Figure 3.

Short- and long-term imatinib have divergent effects on antitumor effector CD8⁺ T cells. (A) Frequency of DC subsets in tumors of Kit^V558Δ/+ mice treated with vehicle or imatinib for 1 wk (four mice/group). (B) Frequency of DC subsets in tumors of Kit^V558Δ/+ mice treated with vehicle or imatinib for 4 wk (four mice/group). A and B are representative of two independent experiments. (C) Human GIST specimens characterized by sensitivity to imatinib treatment (19 specimens from 14 patients) were analyzed for CD141⁺ DCs. Untreated tumors (U) were from patients who never received a tyrosine kinase inhibitor before surgery. Sensitive tumors (S) were responding to imatinib or another tyrosine kinase inhibitor at the time of surgery. Resistant tumors (R) were progressing despite treatment with imatinib or another tyrosine kinase inhibitor. (D) Kit^V558Δ/+ mice were treated with vehicle or imatinib for 1 or 4 wk and stained for CD8. Bar represents 200 µm.

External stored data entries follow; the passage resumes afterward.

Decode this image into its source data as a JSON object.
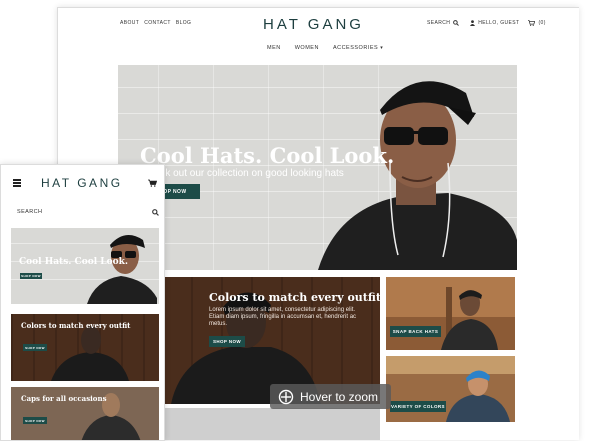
{
  "desktop": {
    "nav_links": [
      "ABOUT",
      "CONTACT",
      "BLOG"
    ],
    "logo": "HAT GANG",
    "search_label": "SEARCH",
    "user_label": "HELLO, GUEST",
    "cart_label": "(0)",
    "categories": [
      "MEN",
      "WOMEN",
      "ACCESSORIES"
    ],
    "hero": {
      "title": "Cool Hats. Cool Look.",
      "subtitle": "Check out our collection on good looking hats",
      "button": "SHOP NOW"
    },
    "promo_main": {
      "title": "Colors to match every outfit",
      "text": "Lorem ipsum dolor sit amet, consectetur adipiscing elit. Etiam diam ipsum, fringilla in accumsan et, hendrerit ac metus.",
      "button": "SHOP NOW"
    },
    "tile_1_button": "SNAP BACK HATS",
    "tile_2_button": "VARIETY OF COLORS"
  },
  "mobile": {
    "logo": "HAT GANG",
    "search_label": "SEARCH",
    "hero": {
      "title": "Cool Hats. Cool Look.",
      "button": "SHOP NOW"
    },
    "promo_1": {
      "title": "Colors to match every outfit",
      "button": "SHOP NOW"
    },
    "promo_2": {
      "title": "Caps for all occasions",
      "button": "SHOP NOW"
    }
  },
  "overlay": {
    "zoom_label": "Hover to zoom"
  },
  "colors": {
    "accent": "#1d4c48",
    "logo": "#1d3e3f"
  }
}
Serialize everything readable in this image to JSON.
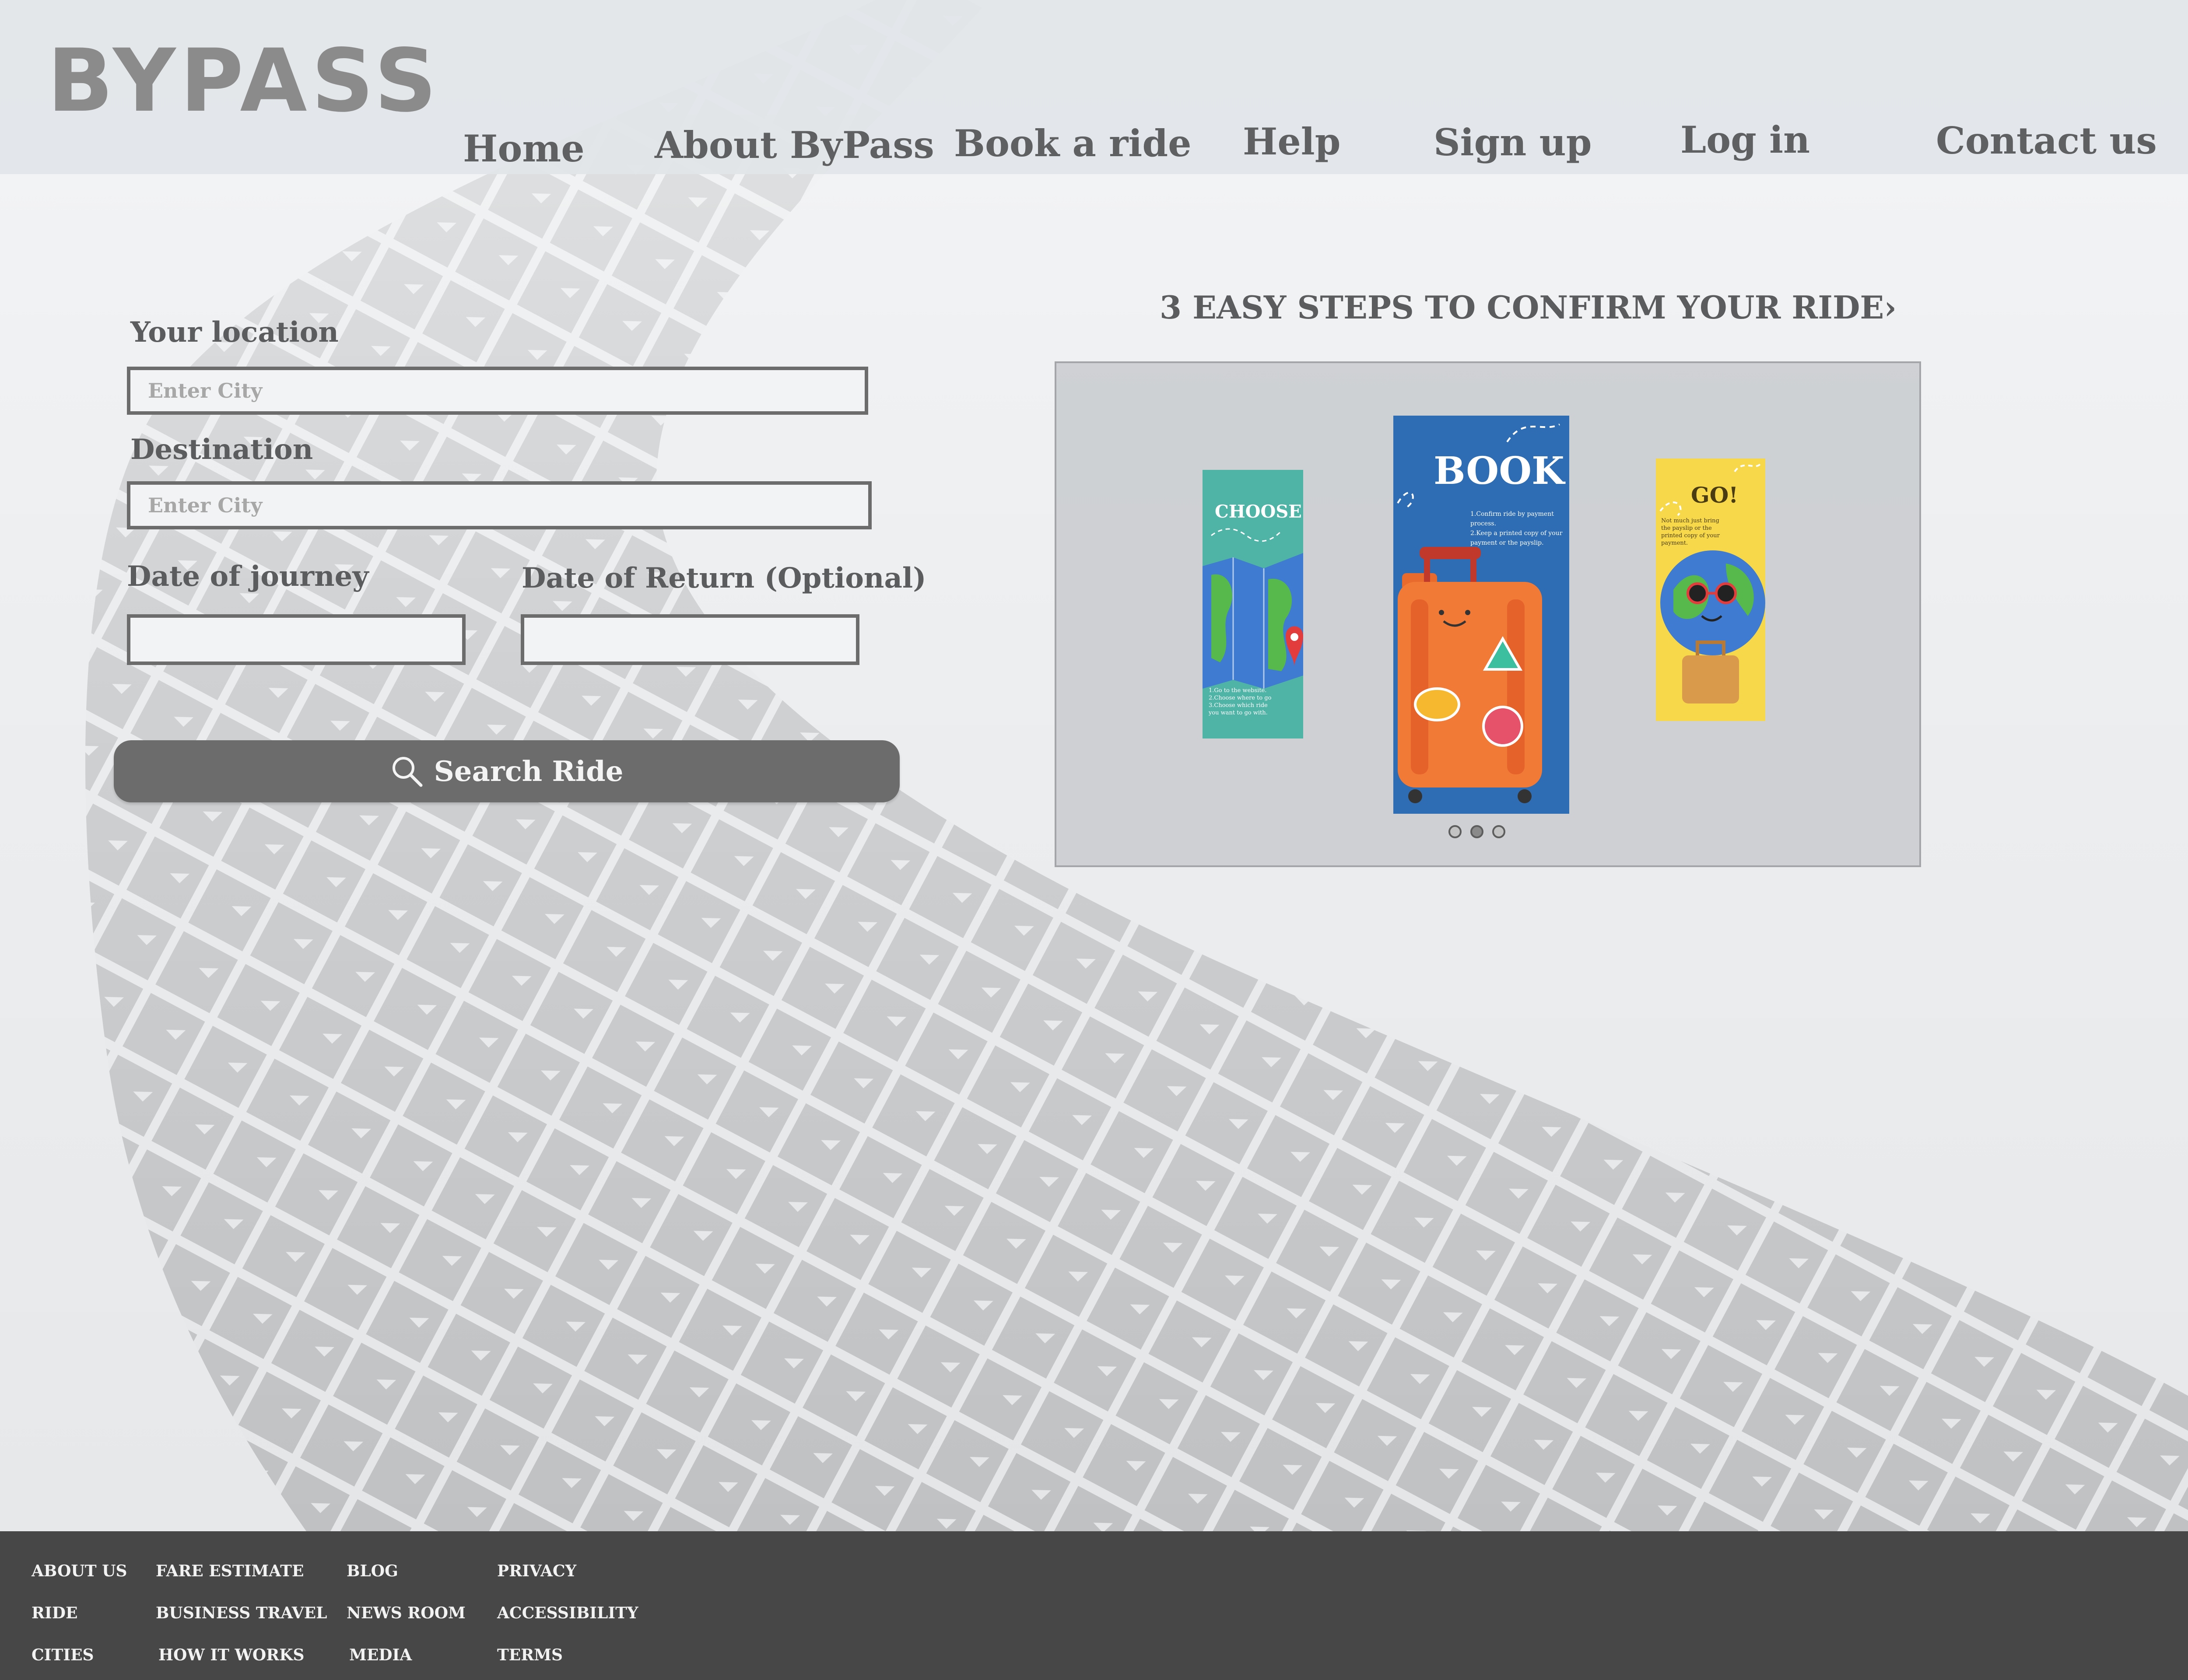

Representative of three mice/group. (E) Frequency of effector CD8⁺CD103⁻ and resident CD8⁺CD103⁺ T cells from tumors of Kit^V558Δ/+ mice treated with vehicle or imatinib for 1 or 4 wk (four mice/group). (F) Frequency of PD-1⁺, CD44⁺CD62L⁻, and CD44⁺ Tbet⁺ effector CD8⁺CD103⁻ T cells from tumors of Kit^V558Δ/+ mice treated with vehicle or imatinib for 1 or 4 wk (four mice/group). E and F represent two pooled experiments. (G) Matched peripheral blood and untreated human GIST specimens (14 tumor specimens from 10 patients) were analyzed for frequency of CD8⁺ T cell memory subsets. (H) Representative flow cytometry of CD45RO and fluorescence minus one (FMO) or PD-1 in CD8⁺ T cells from untreated human GIST specimens. (I) 38 human GIST specimens from 28 patients were characterized by sensitivity to imatinib treatment and analyzed for CD8⁺CD45RO⁺PD1⁺ T cells. Data represent mean ± SEM; P values were calculated using a Student’s t test; *, P < 0.05.